Recognition of adverse drug reactions is essential in promoting patient safety. Accurate attribution of causality of such reactions in daily practice could be challenging considering that the assessment often relies on subjective judgment which may falsely decrease the assessment of the safety of the medication. Naranjo et al. [26] developed a scale to allow for an objective evaluation of adverse drug reactions. A careful assessment of the present patient using the Naranjo algorithm revealed that sedation is a definite adverse drug reaction to the mixed amphetamine salts (Table 1).

Table 1.

Assessment of causality of the adverse drug reaction using the Naranjo score.

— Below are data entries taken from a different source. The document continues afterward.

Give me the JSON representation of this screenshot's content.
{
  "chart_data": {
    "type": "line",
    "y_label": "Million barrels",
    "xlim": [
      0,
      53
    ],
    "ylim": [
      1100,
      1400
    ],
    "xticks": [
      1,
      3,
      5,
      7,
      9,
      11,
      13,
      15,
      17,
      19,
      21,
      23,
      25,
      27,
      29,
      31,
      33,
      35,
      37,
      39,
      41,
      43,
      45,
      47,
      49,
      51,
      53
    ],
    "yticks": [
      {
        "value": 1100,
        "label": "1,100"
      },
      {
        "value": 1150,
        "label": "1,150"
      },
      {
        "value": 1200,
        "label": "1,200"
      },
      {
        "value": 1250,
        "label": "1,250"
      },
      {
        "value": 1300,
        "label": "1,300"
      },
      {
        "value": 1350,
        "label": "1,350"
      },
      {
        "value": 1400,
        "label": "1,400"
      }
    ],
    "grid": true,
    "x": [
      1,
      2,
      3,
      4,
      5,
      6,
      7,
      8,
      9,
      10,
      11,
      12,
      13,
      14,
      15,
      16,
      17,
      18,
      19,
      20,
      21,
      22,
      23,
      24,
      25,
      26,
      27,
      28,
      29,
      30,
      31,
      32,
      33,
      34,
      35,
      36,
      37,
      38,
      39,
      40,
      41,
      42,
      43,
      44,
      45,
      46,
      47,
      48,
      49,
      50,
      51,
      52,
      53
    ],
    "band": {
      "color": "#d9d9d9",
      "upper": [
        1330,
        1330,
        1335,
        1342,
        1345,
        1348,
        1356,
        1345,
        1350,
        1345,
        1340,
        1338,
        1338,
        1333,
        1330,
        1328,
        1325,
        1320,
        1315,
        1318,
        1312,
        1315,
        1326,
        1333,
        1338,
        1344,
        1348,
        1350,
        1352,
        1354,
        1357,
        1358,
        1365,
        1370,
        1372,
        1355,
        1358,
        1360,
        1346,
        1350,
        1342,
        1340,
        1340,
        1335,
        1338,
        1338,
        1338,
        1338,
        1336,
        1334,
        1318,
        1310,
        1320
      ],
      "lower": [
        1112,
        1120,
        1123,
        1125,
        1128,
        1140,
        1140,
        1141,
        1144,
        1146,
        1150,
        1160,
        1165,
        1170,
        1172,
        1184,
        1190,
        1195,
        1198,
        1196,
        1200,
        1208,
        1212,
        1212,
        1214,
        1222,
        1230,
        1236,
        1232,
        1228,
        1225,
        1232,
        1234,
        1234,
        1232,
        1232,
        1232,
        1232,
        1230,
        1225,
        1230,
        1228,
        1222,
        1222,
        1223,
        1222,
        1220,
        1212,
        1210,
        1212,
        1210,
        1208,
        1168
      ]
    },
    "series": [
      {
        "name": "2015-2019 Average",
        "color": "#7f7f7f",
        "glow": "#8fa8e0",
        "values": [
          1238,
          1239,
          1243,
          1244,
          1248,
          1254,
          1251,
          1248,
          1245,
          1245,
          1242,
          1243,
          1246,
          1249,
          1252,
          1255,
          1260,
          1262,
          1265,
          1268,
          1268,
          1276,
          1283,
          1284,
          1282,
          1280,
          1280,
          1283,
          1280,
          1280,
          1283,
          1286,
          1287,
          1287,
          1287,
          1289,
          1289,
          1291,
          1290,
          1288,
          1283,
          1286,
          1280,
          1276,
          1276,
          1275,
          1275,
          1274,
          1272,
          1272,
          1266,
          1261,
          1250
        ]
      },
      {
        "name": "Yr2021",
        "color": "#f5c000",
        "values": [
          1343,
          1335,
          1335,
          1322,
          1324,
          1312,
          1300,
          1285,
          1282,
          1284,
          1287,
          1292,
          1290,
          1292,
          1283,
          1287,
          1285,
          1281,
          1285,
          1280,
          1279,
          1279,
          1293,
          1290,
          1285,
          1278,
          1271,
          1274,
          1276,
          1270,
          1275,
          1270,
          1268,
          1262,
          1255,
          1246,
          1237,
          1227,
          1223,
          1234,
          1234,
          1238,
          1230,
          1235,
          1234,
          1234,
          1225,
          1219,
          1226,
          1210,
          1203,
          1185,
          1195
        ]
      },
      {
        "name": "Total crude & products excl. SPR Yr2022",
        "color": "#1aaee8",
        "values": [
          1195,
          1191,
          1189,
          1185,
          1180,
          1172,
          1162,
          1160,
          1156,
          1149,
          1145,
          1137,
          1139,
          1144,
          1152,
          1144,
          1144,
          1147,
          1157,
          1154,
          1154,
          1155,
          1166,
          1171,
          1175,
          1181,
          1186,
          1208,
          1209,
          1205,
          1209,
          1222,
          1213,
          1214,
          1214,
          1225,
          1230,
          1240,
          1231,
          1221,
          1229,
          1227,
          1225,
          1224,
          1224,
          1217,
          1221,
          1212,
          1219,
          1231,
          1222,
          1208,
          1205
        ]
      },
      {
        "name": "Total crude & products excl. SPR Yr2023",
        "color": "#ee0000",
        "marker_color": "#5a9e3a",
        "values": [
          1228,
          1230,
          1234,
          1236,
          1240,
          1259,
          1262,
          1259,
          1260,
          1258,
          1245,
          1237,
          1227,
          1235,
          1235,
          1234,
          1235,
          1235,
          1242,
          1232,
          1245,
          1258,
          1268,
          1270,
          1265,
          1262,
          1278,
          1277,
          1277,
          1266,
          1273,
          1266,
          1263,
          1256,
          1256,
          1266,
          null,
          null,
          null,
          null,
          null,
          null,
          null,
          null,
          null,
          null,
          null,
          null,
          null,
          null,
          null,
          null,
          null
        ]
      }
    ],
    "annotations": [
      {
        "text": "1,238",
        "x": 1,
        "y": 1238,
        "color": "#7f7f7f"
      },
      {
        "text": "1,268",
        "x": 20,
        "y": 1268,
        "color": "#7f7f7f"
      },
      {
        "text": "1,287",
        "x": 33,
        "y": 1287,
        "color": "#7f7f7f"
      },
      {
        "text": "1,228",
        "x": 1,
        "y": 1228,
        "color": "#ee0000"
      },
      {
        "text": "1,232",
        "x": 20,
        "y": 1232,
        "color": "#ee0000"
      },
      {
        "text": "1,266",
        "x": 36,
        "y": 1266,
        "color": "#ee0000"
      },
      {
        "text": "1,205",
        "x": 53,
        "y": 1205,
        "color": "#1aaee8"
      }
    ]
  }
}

No.	Question	Yes	No	Do not know
1	Are there previous conclusion reports on this reaction?	+1	[0]	0
2	Did the adverse event appear after the suspect drug was administered?	[+2]	−1	0
3	Did the adverse reaction improve when the drug was discontinued or a specific antagonist was administered?	[+1]	0	0
4	Did the adverse reaction reappear when the drug was re-administered?	[+2]	−1	0
5	Are there alternative causes that could solely have caused the reaction?	−1	[+2]	0
6	Did the reaction reappear when a placebo was given?	−1	[+1]	0
7	Was the drug detected in the blood (or other fluids) in a concentration known to be toxic?	+1	0	[0]
8	Was the reaction more severe when the dose was increased, or less severe when the dose was decreased?	+1	0	[0]
9	Did the patient have a similar reaction to the same or similar drugs in any previous exposure?	+1	0	[0]
10	Was the adverse event confirmed by objective evidence?	[+1]	0	0
Interpretation	[≥9=Definite]/5−8=Probable/1–4=Possible/≤0=Doubtful

Conclusions

Sedation is a rare adverse drug reaction of mixed amphetamine salts in patients. Such paradoxical reactions to amphetamines should be noted in the patient information leaflet if encountered in additional patients. Clinicians should have proactive monitoring for the possible adverse effects in patients with ASD and ADHD. Reporting of adverse drug reactions should be encouraged in order to promote the post-marketing surveillance of medications.